英独戦争の戦勢を逆転させる原因の一つ
電波の反射によって距離を測定する装置は日本でも米国でもレーダーよりずっと以前から使われていた。日本の海軍技術研究所でも米国の海軍技術研究所と同じように電波を上空に向けて発射し、イオン化層からの反射波を受信してイオン化層の高さとか各種の電波に対する反射率とかを測定していた。短波を利用する無線通信で、どういう状態でどういう周波数を使えば確実に通信できるかを決定する資料は、このイオン化層の測定によって得られる。
日米海軍共このような基礎資料は軍事秘密とは考えておらず、測定装置も測定結果も学術雑誌等に公表していた。昭和七年頃、日米海軍共に測定装置を改造して、発射電波の形式を距離測定に便利なようにパルス電波式にした。
イオン化層の高さは百キロメートルから二百キロメートル程度だったが、このイオン化層測定装置の電波の波長を超短波にし、パルス幅を狭くして数キロメートル から数十キロメートルの距離の飛行機からの反射波を検出するように改造すれば、最初の世代のレーダーが出来上がる。

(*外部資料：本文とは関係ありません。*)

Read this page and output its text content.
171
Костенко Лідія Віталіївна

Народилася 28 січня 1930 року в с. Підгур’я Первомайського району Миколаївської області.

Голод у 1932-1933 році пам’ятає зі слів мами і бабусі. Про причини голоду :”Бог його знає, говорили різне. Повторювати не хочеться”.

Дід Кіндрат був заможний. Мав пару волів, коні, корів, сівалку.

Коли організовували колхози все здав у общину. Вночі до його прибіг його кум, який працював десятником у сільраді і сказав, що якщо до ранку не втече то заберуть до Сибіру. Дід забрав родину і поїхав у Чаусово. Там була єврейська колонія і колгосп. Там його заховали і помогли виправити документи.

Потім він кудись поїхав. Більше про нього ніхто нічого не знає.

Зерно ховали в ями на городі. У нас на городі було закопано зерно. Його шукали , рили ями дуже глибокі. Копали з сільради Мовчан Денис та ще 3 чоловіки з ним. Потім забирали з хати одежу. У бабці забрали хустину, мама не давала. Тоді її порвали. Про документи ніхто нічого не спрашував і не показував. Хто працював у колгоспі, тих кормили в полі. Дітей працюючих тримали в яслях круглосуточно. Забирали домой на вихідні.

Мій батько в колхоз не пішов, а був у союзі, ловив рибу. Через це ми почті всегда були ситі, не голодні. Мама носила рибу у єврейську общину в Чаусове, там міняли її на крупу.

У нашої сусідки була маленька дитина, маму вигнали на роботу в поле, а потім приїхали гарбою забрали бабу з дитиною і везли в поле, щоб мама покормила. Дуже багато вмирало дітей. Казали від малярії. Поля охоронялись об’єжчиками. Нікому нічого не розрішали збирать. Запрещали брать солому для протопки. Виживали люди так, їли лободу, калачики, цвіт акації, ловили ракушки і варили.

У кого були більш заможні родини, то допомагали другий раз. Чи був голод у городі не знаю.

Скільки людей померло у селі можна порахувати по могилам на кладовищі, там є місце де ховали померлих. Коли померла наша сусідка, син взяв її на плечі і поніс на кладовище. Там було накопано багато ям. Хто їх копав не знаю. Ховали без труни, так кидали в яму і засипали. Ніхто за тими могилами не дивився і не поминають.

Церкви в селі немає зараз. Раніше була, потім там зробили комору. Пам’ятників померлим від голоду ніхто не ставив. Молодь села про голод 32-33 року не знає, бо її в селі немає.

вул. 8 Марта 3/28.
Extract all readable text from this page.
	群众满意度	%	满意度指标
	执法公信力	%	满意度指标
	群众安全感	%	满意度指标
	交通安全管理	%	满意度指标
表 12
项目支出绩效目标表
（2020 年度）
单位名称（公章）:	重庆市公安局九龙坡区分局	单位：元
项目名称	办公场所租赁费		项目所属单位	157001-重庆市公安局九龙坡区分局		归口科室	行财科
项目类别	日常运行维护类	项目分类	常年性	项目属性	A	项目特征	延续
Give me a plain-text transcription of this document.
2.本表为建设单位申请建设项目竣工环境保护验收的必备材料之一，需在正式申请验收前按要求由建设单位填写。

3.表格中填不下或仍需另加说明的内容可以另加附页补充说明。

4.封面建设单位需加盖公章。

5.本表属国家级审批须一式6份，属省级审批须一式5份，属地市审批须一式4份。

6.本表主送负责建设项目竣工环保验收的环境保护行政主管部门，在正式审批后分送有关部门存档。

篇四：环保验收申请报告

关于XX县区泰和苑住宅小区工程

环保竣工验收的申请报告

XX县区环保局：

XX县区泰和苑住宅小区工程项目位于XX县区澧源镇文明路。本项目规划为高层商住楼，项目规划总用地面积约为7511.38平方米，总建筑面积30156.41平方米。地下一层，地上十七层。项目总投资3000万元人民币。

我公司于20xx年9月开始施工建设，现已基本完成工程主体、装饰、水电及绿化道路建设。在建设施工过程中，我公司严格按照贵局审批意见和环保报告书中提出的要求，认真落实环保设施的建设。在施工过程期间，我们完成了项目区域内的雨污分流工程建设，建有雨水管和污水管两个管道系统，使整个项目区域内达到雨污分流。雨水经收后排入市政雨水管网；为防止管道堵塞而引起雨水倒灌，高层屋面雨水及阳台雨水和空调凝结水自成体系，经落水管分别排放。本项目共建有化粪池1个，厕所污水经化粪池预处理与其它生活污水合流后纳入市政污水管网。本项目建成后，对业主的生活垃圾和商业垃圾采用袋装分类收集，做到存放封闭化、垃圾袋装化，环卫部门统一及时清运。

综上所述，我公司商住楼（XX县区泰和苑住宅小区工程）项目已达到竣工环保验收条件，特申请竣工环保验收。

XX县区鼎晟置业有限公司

然し、このようなレーダーを実際に製造して使用したのは英国が最初である。
昭和十四年頃にはドーバー海峡に臨む英国の海岸地帯のレーダー網建設は完了していて、ドイツから英本土空襲に発進したドイツ爆撃機が、正確な位置で待ち伏せしている英国戦闘機に攻撃されて毎回重大な損害を被り、英独戦争の戦勢を逆転させる原因の一つになる。毎回重大な損害を被りながら、ドイツが英国のレーダー網に気がつくのは長い月日が経過した後である。